Valentine’s Day, celebrated annually on the 14th of February, has long been considered a hallmark of romantic love and affection. Originating from ancient Rome, the holiday has undergone significant transformations over the centuries, evolving from a pagan festival honouring the Roman God of fertility into a day to express love and affection for one’s significant other.

The origins of Valentine’s Day can be traced back to ancient Rome, where the festival of Lupercalia was celebrated on February 15th. This festival honoured the Roman God of fertility, Lupercus, and was characterised by feasting, gift-giving, and matchmaking. In 496 AD, Pope Gelasius declared February 14th a Christian feast day in honour of Saint Valentine, a priest who was martyred during the reign of Emperor Claudius II. Over time, Saint Valentine became associated with the festival of Lupercalia and the two celebrations were merged, resulting in the holiday we now know as Valentine’s Day.

The role of Valentine’s Day in popular culture has changed significantly over the years. During the Middle Ages, the holiday was largely seen as a religious observance and it was not until the late 16th century that the custom of exchanging love letters and gifts began to gain popularity. By the 18th century, Valentine’s Day was widely celebrated in Europe and the United States, and by the late 19th century, mass-produced Valentine’s Day cards became a staple of the holiday.

What’s interesting about the history of Valentine’s Day and the evolution of what it symbolises, is that; the way Valentine’s Day has been celebrated and viewed in certain points in history, can act as an accurate marker of how love was approached and understood at that point in history.

As we can see, although some of the core traditions and beliefs have been somewhat maintained, Valentines Day has drastically changed, the festival has widely become a means to generate exorbitant amounts of money through a variety of ways. It is now a multi-billion dollar industry, with millions of people around the world exchanging cards, flowers, chocolates, and other gifts to express their love and affection for one another. The holiday has also become a major event for the advertising industry, with companies competing for consumers’ attention and dollars through romantic advertisements and promotions.
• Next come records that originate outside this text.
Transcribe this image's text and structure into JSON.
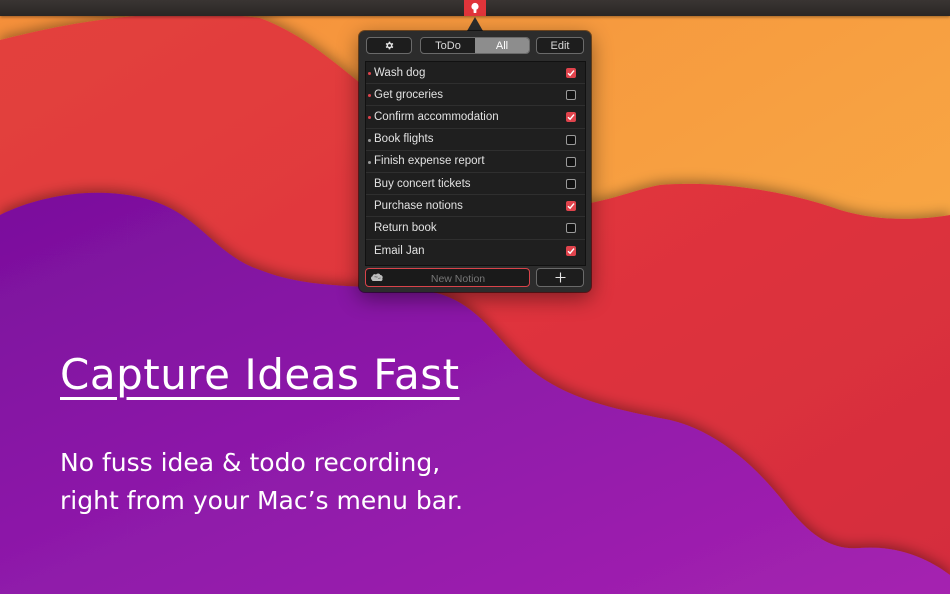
{
  "toolbar": {
    "settings_icon": "gear-icon",
    "filter_options": [
      "ToDo",
      "All"
    ],
    "selected_filter": "All",
    "edit_label": "Edit"
  },
  "items": [
    {
      "label": "Wash dog",
      "checked": true,
      "priority": true
    },
    {
      "label": "Get groceries",
      "checked": false,
      "priority": true
    },
    {
      "label": "Confirm accommodation",
      "checked": true,
      "priority": true
    },
    {
      "label": "Book flights",
      "checked": false,
      "priority": true
    },
    {
      "label": "Finish expense report",
      "checked": false,
      "priority": true
    },
    {
      "label": "Buy concert tickets",
      "checked": false,
      "priority": false
    },
    {
      "label": "Purchase notions",
      "checked": true,
      "priority": false
    },
    {
      "label": "Return book",
      "checked": false,
      "priority": false
    },
    {
      "label": "Email Jan",
      "checked": true,
      "priority": false
    }
  ],
  "new_notion": {
    "placeholder": "New Notion",
    "value": "",
    "icon": "brain-icon",
    "add_icon": "plus-icon"
  },
  "marketing": {
    "headline": "Capture Ideas Fast",
    "tagline_line1": "No fuss idea & todo recording,",
    "tagline_line2": "right from your Mac’s menu bar."
  },
  "colors": {
    "accent": "#e0434c",
    "menubar_icon_bg": "#e0343a",
    "priority_dot_red": "#e0434c",
    "priority_dot_gray": "#9a9a9a",
    "wallpaper_orange": "#f7a33d",
    "wallpaper_red": "#e0333f",
    "wallpaper_purple": "#8e1aa6"
  }
}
So what does this tell us? Are we losing touch of the meaning of love? Are we being swayed to the type of love that is more transactional and routine? Are we in danger of mischaracterizing the purpose of love and therefore losing the genuine benefits and effects

of it? Well, perhaps the answer to those questions lie with each individual since love is so subjective. But what is important is that we should be cognizant of the fact that our interpretation of love directly affects our ability to give and receive it, and the messaging, whether subliminal or overt within popular culture and media directly affects our interpretation of love. Once we fully understand how much we might have been influenced by external voices to change our interpretation and manifestation of love, we can truly start to see what love really means to us.

As has been mentioned, the history of Valentine’s Day is rich and spans centuries, but the core principle of love is what has been passed on through generations. Valentine’s Day is love acting itself out through tradition and culture, even with the perceived corruption of the purity of the festival from corporations, the day still has significance as it symbolises a day of love.
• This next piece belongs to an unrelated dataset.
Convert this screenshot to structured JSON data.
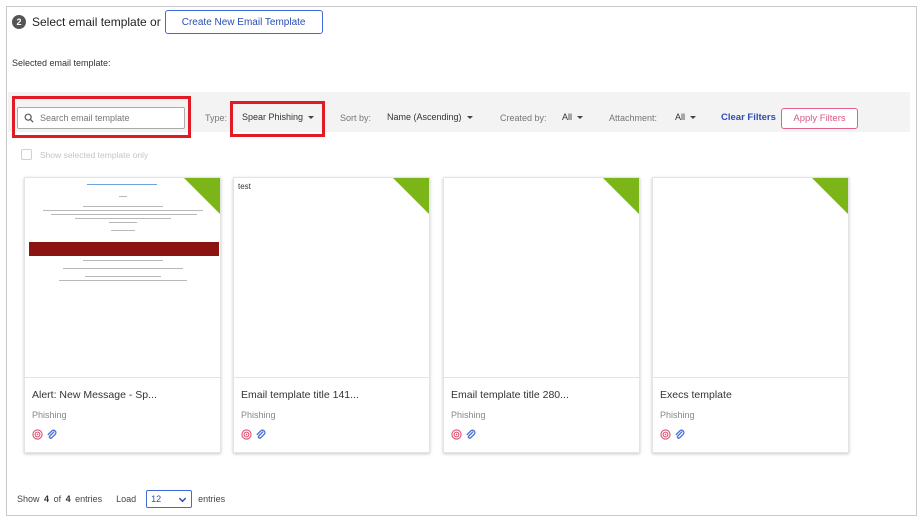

This Valentines Day, we are blessed with an opportunity; to reevaluate what our definition of love really is, and identify what has been ingrained in us by outside voices. Love is not solely a romantic phenomenon but spans all types of relationships and so this day allows us an opportunity, perhaps even an excuse, to reach out to someone who we might have wronged or someone who might have wronged us and engage in reconciliation or at least the attempt to start it.
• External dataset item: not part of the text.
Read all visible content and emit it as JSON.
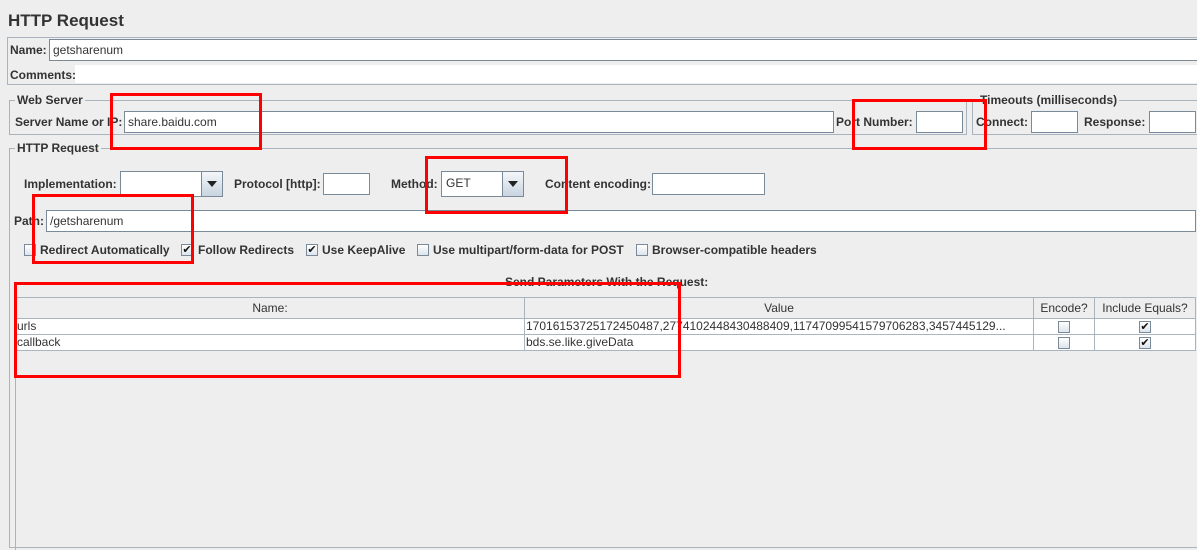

Maybe there’s a family member or an old friend that we have drifted away from, now we have a chance to reach out to them. Even if there is no mention of Valentines Day, let the day act as an invitation to love unconditionally. Let the day be an opportunity to reinstate and ground ourselves in what love truly is, not an exchange, but the willingness to give without receiving, the ability to look not at the cracks in one’s character, but the light that finds its way through.
So, why don’t we use this day to do just that, to love, whether it be a partner, a family member, a stranger, an old friend, or perhaps most importantly, ourselves.